An Employer’s Right to Choose Medical Care and Related Exceptions
The Iowa Workers’ Compensation Act provides for the payment of all reasonable and necessary medical care incurred to treat the injury. IOWA CODE §85.27. An employer must furnish all reasonable surgical, medical, dental, osteopathic, chiropractic, podiatric, physical rehabilitation, nursing, ambulance and hospital services and supplies for all compensable injuries. The employer must also furnish reasonable and necessary crutches, artificial members and appliances. The employer is not required, however, to furnish more than one set of permanent prosthetic devices. IOWA CODE §85.27 provides that the employer has to pay the medical bills for treating a work-related injury.
If the employer is providing payment for medical care, the employer gets to choose the doctor. IOWA CODE §85.27 gives the employer the right to choose medical care which must be offered promptly and be reasonably suited to treat the injury without undue inconvenience. The rationale for giving the employer this right is as follows:
If the injured employee has completely unlimited free choice of doctor, in some cases he or she may select a doctor, because of personal relationship or acquaintance, who is not qualified to deal with the particular kind of case, or who at any rate is incapable of providing service of the quality required for the optimum rehabilitation process. Bell Bros. Heating & Air Conditioning v. Gwinn, 779 N.W.2d 193, 203 (Iowa 2010), citing 5 Larson § 94.02, at 94-13.
If the injured worker incurs medical expenses treating with an “unauthorized” doctor, the employer will not be obligated to pay the bill. However, there are exceptions to this rule. First, an employee may choose his own medical care or physician in an emergency when the employer is not immediately available. Bell Bros., supra. Second, the employer may consent to alternative medical care at the employer’s expense. Id. Additionally, although IOWA CODE §85.27 gives the employer the right to choose medical care, the employee has the right to request alternate care. If the parties cannot agree on the care, the commissioner can order alternate care. If the employee is not satisfied with the care the employer has furnished and makes a showing that the care was unreasonable, the commissioner may order alternative medical care at the employer’s expense, following a hearing. Id.
An employee may also choose medical care at his own expense, under two circumstances. Id. First, employee can choose his own medical when an employer has denied compensability of the injury. Id.

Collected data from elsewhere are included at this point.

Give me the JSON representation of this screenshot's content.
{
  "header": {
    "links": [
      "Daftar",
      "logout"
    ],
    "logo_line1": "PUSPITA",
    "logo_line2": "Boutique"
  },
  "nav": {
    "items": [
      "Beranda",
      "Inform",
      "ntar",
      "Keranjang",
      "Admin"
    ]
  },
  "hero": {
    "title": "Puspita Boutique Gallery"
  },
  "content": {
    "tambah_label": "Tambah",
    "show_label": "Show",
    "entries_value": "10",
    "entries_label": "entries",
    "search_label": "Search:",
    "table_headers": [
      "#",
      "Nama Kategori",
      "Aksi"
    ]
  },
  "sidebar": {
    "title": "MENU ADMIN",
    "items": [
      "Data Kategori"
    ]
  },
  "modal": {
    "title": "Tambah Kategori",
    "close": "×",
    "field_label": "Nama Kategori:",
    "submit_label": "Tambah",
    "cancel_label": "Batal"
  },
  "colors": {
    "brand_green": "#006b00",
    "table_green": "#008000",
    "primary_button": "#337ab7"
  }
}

This is due to the fact that the employer’s duty to furnish medical care is tied to compensable injuries. Id. Essentially, an employer waives the right to choose and loses any subsequent lack of authorization defense by either abandoning care or denying liability for the worker’s medical condition. Second, an employee may choose medical care at his own expense when he disagrees with the care provided or rejects the care provided by an employer. Id. This generally occurs when there is a dispute over diagnosis or treatment. Id.